Checking Your Cervical Mucus
You can check the properties of your cervical mucus on your vulva, underwear, or toilet paper after wiping. You can also collect some mucus from your vagina to examine as follows:
- Insert a clean finger all the way in your vagina until you touch your cervix, which will feel firm like the tip of your nose.
- Gently try to scoop some mucus from below your cervix and remove your finger from your vagina.
- Examine the quantity and appearance of the mucus.
- Test the spinnbarheit by seeing how far you can stretch the mucus between your thumb and index finger.
- Record your findings if you are keeping a fertility chart.

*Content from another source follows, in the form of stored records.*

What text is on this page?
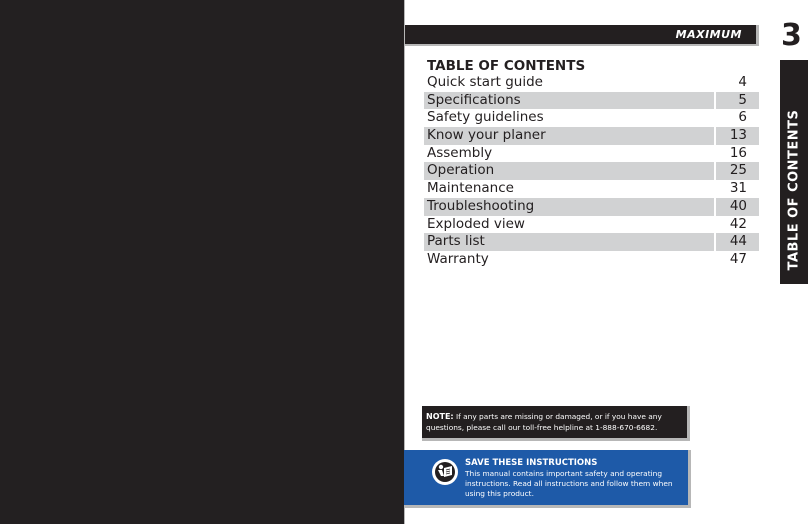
MAXIMUM 3
TABLE OF CONTENTS
TABLE OF CONTENTS
Quick start guide	4
Specifications	5
Safety guidelines	6
Know your planer	13
Assembly	16
Operation	25
Maintenance	31
Troubleshooting	40
Exploded view	42
Parts list	44
Warranty	47
NOTE: If any parts are missing or damaged, or if you have any questions, please call our toll-free helpline at 1-888-670-6682.
SAVE THESE INSTRUCTIONS
This manual contains important safety and operating instructions. Read all instructions and follow them when using this product.
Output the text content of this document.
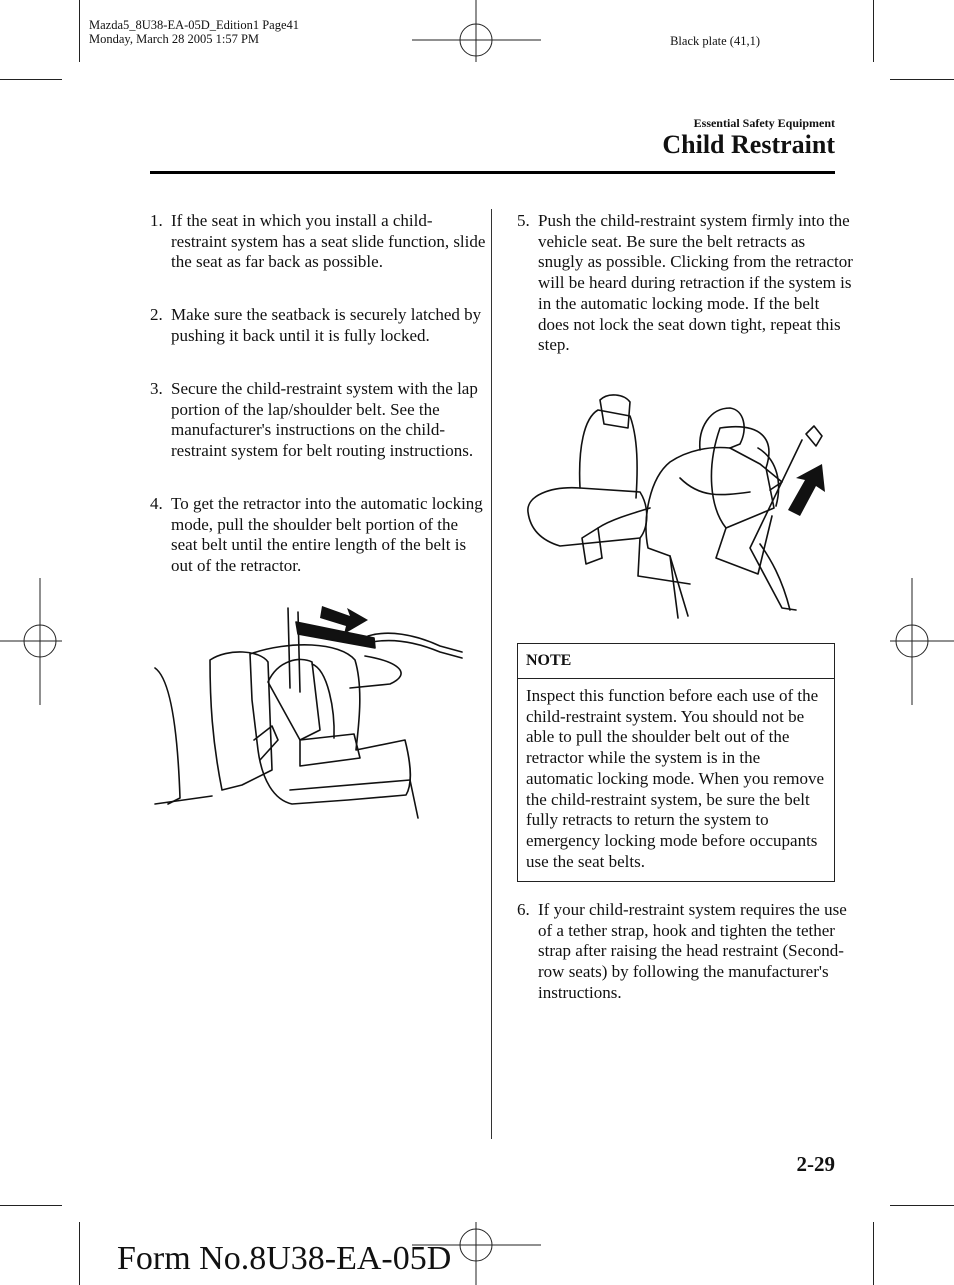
Mazda5_8U38-EA-05D_Edition1 Page41
Monday, March 28 2005 1:57 PM	Black plate (41,1)
Essential Safety Equipment
Child Restraint
1. If the seat in which you install a child-restraint system has a seat slide function, slide the seat as far back as possible.
2. Make sure the seatback is securely latched by pushing it back until it is fully locked.
3. Secure the child-restraint system with the lap portion of the lap/shoulder belt. See the manufacturer's instructions on the child-restraint system for belt routing instructions.
4. To get the retractor into the automatic locking mode, pull the shoulder belt portion of the seat belt until the entire length of the belt is out of the retractor.
5. Push the child-restraint system firmly into the vehicle seat. Be sure the belt retracts as snugly as possible. Clicking from the retractor will be heard during retraction if the system is in the automatic locking mode. If the belt does not lock the seat down tight, repeat this step.
NOTE
Inspect this function before each use of the child-restraint system. You should not be able to pull the shoulder belt out of the retractor while the system is in the automatic locking mode. When you remove the child-restraint system, be sure the belt fully retracts to return the system to emergency locking mode before occupants use the seat belts.
6. If your child-restraint system requires the use of a tether strap, hook and tighten the tether strap after raising the head restraint (Second-row seats) by following the manufacturer's instructions.
2-29
Form No.8U38-EA-05D
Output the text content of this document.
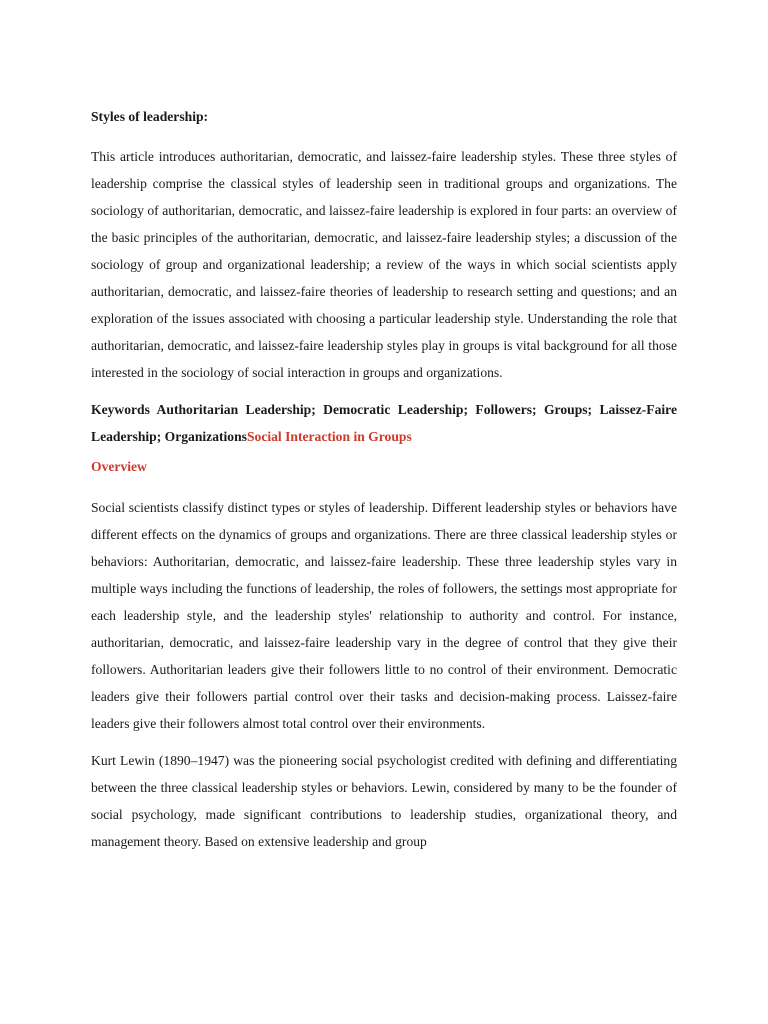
Styles of leadership:

This article introduces authoritarian, democratic, and laissez-faire leadership styles. These three styles of leadership comprise the classical styles of leadership seen in traditional groups and organizations. The sociology of authoritarian, democratic, and laissez-faire leadership is explored in four parts: an overview of the basic principles of the authoritarian, democratic, and laissez-faire leadership styles; a discussion of the sociology of group and organizational leadership; a review of the ways in which social scientists apply authoritarian, democratic, and laissez-faire theories of leadership to research setting and questions; and an exploration of the issues associated with choosing a particular leadership style. Understanding the role that authoritarian, democratic, and laissez-faire leadership styles play in groups is vital background for all those interested in the sociology of social interaction in groups and organizations.

Keywords Authoritarian Leadership; Democratic Leadership; Followers; Groups; Laissez-Faire Leadership; OrganizationsSocial Interaction in Groups
Overview

Social scientists classify distinct types or styles of leadership. Different leadership styles or behaviors have different effects on the dynamics of groups and organizations. There are three classical leadership styles or behaviors: Authoritarian, democratic, and laissez-faire leadership. These three leadership styles vary in multiple ways including the functions of leadership, the roles of followers, the settings most appropriate for each leadership style, and the leadership styles' relationship to authority and control. For instance, authoritarian, democratic, and laissez-faire leadership vary in the degree of control that they give their followers. Authoritarian leaders give their followers little to no control of their environment. Democratic leaders give their followers partial control over their tasks and decision-making process. Laissez-faire leaders give their followers almost total control over their environments.

Kurt Lewin (1890–1947) was the pioneering social psychologist credited with defining and differentiating between the three classical leadership styles or behaviors. Lewin, considered by many to be the founder of social psychology, made significant contributions to leadership studies, organizational theory, and management theory. Based on extensive leadership and group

Matching the signs of the effects of your hormones on your cervical mucus to the effects on other factors, such as your basal body temperature, can help you narrow down when you are most fertile, and when you ovulate. Cervical mucus is easier to evaluate if a doctor takes a sample directly from your cervix.
Other Signs to Note
Other changes in your cervical mucus can make it difficult to assess for the normal effects of your hormones. These signs can be clues to inflammation or bacterial or fungal infection in your vagina or cervix:
- Bad-smelling odor
- Yellowish or greenish color
- Thick and curdy like cottage cheese
- More slimy or thicker mucus than normal
- Copious creamy-colored drainage
Vaginal itching and burning often accompany these signs in the case of an infection. Don't forget that semen, spermicidals or other medications in the vagina, and douching can also change the appearance of the mucus you see.
Cervical mucus after ovulation looks very different from your mucus just before you ovulate. Observing for these specific changes, caused by the normal cycling of your hormones, can help you figure out when you are most fertile and when you have already ovulated. This will help you time intercourse whether you are trying to conceive or avoid a pregnancy.